Tempo depois, ele conta que Joana havia entrado em contato com Arnóbio para oficializar a situação referente à guarda da criança, porque estava pensando em se mudar para o estado de Minas Gerais. De acordo com Wolfran, tudo indicava que a questão iria se resolver pacificamente. Joana, inclusive, havia informado a ele que iria se encontrar com a advogada do réu para assinar o acordo. Dois dias depois, ocorreu o assassinato.
“Percebi depois que minha prima tinha caído em uma cilada. Eu estava em casa quando, no começo da noite, recebi uma ligação do celular do meu tio. Fiquei preocupado. Era o enteado dele, que me disse: ‘Joana foi a óbito’. Na hora, só me veio na cabeça que ela tinha sido assassinada. Quando cheguei lá, deparei-me com a tragédia. Você tem ideia do que é ver uma criança que coloquei no braço esfaqueada?”, disse o primo emocionado.
Na sequência, foi ouvida Damiana Gouveia que, à época, trabalhava como empregada doméstica na casa da avô de Arnóbio. Foi ela quem achou a faca suja de sangue na garagem da residência da família do réu. “Eu passei pela garagem e vi uma caixa que me chamou atenção. Quando abri, a faca estava lá, completamente ensaguentada. De imediato, chamei um tio dele, que me mandou deixar o objeto lá e não mexer nele. Pouco tempo depois, chegou o Arnóbio com a mão sangrando”, disse ela.

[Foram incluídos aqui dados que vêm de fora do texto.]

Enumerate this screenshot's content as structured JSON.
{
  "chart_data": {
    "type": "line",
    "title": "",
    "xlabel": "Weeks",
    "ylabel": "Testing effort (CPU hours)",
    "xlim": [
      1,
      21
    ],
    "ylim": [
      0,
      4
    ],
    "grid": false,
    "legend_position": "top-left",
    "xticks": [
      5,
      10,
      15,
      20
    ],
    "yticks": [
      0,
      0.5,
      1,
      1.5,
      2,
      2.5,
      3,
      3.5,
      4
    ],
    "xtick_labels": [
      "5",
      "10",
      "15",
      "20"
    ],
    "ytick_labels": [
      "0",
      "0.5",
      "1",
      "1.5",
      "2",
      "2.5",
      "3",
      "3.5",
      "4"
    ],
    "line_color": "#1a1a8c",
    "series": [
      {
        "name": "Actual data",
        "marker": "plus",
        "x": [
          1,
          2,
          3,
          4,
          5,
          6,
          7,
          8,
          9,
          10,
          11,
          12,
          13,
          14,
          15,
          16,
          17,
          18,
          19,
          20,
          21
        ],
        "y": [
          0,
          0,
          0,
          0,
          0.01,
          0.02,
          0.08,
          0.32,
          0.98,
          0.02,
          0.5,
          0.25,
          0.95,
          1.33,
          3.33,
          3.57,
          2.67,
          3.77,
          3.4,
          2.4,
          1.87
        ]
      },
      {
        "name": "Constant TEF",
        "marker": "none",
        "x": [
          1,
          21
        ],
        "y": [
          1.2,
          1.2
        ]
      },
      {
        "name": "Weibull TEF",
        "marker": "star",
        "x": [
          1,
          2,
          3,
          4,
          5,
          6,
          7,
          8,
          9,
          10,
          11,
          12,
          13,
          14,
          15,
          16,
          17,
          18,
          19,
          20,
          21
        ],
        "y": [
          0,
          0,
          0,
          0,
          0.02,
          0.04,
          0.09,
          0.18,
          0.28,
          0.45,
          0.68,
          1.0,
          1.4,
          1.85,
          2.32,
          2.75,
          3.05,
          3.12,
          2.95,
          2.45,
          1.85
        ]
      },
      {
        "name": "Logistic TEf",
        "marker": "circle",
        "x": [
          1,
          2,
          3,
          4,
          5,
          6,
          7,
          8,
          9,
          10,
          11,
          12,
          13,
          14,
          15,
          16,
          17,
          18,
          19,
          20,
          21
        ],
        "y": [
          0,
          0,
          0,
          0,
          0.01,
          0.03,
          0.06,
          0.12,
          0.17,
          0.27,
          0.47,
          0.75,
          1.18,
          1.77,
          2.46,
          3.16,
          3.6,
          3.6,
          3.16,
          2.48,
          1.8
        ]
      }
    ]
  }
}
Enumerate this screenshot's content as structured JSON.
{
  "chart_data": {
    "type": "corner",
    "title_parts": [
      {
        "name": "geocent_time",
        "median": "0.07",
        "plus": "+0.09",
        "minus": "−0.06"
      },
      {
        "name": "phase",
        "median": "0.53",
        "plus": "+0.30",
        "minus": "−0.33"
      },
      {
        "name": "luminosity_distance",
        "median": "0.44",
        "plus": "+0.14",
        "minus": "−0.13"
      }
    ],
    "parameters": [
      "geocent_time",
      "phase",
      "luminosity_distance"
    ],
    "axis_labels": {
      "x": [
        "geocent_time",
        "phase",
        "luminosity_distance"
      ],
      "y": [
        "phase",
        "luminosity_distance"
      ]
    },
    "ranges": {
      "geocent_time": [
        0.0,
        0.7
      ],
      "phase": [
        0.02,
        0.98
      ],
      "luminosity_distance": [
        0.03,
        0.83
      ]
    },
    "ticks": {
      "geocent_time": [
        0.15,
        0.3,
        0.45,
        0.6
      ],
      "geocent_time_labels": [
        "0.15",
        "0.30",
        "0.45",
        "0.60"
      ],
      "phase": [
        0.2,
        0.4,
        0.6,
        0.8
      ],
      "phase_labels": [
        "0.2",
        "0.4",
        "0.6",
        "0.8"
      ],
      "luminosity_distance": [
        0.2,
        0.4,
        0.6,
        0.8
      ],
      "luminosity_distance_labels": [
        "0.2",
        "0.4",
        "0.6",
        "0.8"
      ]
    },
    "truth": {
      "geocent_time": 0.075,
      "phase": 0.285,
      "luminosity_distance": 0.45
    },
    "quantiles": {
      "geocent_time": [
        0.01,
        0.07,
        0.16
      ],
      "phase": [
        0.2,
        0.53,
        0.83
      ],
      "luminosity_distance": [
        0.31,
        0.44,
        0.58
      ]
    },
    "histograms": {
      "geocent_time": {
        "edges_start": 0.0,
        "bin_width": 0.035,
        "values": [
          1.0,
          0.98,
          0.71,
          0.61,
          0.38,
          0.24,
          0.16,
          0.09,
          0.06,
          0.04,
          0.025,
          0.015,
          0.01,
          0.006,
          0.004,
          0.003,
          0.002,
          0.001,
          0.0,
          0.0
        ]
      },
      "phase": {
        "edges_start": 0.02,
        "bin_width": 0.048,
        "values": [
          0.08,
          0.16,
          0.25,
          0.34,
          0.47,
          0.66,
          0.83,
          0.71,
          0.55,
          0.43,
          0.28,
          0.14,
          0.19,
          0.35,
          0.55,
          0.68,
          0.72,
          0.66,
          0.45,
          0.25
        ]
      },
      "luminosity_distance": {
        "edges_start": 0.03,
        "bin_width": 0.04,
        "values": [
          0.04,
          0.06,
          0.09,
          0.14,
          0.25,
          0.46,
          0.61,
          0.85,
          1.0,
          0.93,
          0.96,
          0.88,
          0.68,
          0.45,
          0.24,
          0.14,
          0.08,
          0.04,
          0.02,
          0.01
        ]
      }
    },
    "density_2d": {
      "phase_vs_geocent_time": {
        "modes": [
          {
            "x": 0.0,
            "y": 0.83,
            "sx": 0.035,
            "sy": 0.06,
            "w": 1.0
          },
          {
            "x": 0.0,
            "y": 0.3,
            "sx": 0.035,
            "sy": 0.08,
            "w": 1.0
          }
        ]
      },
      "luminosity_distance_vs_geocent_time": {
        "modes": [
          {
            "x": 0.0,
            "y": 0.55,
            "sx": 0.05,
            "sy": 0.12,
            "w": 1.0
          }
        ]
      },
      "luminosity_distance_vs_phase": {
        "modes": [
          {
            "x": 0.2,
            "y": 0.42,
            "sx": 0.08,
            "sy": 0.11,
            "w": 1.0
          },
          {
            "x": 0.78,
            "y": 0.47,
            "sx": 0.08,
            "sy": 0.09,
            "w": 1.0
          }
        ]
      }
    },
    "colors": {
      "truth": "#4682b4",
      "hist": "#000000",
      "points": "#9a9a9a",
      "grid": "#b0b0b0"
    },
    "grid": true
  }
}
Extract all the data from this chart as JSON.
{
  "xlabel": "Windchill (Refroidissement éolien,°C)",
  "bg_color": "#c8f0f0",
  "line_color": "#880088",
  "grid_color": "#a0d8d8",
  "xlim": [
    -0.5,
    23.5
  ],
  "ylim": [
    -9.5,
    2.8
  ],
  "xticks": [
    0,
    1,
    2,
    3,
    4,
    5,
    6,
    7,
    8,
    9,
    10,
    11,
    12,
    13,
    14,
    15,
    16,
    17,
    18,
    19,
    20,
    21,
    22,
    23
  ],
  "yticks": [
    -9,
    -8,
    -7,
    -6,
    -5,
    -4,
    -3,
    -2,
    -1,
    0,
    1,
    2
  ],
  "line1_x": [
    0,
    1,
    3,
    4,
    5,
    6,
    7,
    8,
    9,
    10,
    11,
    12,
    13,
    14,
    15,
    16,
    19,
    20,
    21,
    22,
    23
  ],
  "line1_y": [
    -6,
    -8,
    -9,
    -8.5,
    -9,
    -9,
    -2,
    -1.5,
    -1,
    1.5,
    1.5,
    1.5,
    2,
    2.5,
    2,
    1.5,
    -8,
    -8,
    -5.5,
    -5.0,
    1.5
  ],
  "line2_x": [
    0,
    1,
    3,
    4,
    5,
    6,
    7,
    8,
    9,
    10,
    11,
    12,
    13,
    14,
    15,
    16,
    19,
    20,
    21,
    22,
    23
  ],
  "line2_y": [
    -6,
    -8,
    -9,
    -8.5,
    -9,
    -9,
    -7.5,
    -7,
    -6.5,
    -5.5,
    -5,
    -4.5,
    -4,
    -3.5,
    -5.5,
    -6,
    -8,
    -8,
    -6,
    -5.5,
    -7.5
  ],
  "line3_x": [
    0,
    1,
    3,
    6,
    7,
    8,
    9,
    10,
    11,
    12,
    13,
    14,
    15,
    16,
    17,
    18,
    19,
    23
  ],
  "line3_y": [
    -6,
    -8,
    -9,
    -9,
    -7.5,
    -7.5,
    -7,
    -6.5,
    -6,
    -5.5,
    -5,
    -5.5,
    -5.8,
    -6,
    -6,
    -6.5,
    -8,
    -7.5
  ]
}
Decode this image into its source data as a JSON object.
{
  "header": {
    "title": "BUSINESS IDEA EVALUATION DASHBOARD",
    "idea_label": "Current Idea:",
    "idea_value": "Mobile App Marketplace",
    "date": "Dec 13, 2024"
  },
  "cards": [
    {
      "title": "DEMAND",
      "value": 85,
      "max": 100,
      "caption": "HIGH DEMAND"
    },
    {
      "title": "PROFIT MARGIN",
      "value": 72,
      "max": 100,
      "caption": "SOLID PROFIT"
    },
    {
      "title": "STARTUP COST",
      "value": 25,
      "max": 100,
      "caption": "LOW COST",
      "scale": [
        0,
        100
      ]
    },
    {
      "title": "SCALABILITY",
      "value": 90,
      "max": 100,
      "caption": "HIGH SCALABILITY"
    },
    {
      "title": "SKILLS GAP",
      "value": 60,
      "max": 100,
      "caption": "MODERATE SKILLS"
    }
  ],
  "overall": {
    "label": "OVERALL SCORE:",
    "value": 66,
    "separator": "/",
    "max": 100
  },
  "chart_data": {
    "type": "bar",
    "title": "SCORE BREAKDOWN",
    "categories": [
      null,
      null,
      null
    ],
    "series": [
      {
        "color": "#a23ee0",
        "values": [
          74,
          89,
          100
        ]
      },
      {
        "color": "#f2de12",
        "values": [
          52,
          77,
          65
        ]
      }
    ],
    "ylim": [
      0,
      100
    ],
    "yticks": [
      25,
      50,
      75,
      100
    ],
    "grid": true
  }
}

Os interrogatórios foram encerrados com o depoimento de Júlia Mendes. Ela afirmou que o réu manipulava a irmã e praticava todos os tipos de violência contra Joana. “Ele é tão do mal que, para surpresa nossa, expulsou a Joana do apartamento que o meu pai pagava para eles morarem. Inclusive, botou a Joana pra fora de casa com o bebê no colo”, afirmou a irmã da vítima.
“Os pais, os filhos, as irmãs e todos os familiares e amigos, a partir de agora, vão poder fechar esse ciclo iniciado lá atrás, no dia 5 de outubro de 2016, quando Joana oi assassinada de forma brutal, sem qualquer oportunidade de se defender. O réu também foi sentenciado na qualificadora de feminicídio, que é o ódio contra a mulher. Ele era machista e misógino. Sabemos que a condenação não trará a alegria da Joana de volta, mas, ela, pelo menos, deixa a todos nós com o sentimento de que a lei foi cumprida e que o assassino recebeu a reprimenda merecida. Ele é um homem covarde, frio e um mentiroso contumaz”, afirmou o promotor de Justiça Antônio Vilas Boas, titular da 47ª Promotoria de Justiça da Capital.
Promotor apontou fraude processual
O promotor de Justiça também falou em fraude processual, alegando que o acusado teria apresentado aos autos dois relatórios psiquiátricos falsos, que sugeriam problemas mentais em Arnóbio.
O primeiro relatório, de 2022, foi questionado pela acusação, que pediu à Secretaria da Ressocialização e Inclusão Social de Alagoas (Seris) as imagens do dia em que, supostamente, o réu recebeu o psiquiatra e o livro de registros onde constam as assinaturas de quem entrou no presídio. Segundo a acusação, a Seris respondeu que o médico jamais esteve na Penitenciária Baldomero Cavalcanti.
“O segundo relatório, de 2023, foi apresentado numa data que jamais poderia ser verdadeira. O motivo é que, em julho do ano passado, o réu já estava solto, após um habeas corpus concedido pelo Superior Tribunal de Justiça. Ou seja, não haveria qualquer possibilidade do Arnóbio ter recebido o psiquiatra na cadeia, uma vez que ele estava em liberdade. Isso é fraude processual e vamos apurar ainda se houve corrupção ativa e passiva, já que um dos laudos têm a assinatura de duas policiais penais”, afirmou Vilas Boas.
Condenação
Depois de mais de 15 horas de júri, a sentença foi prolatada pelo juiz Yulli Rotter, titular da 7ª Vara Criminal da Capital. Arnóbio foi condenado a 37 anos, dois meses e sete dias de prisão, além de mais R$ 150 mil de indenização por danos morais.
“Não comemoro a prisão e nem a condenação de ninguém, mas, congratulo com a justiça e com a honra e memória de Joana Mendes”, afirmou o advogado e assistente de acusação Roberto Moura, que também é presidente da Comissão de Direitos Humanos da OAB Alagoas.
O Terra tenta contato com a defesa de Arnóbio. O espaço segue aberto para manifestações.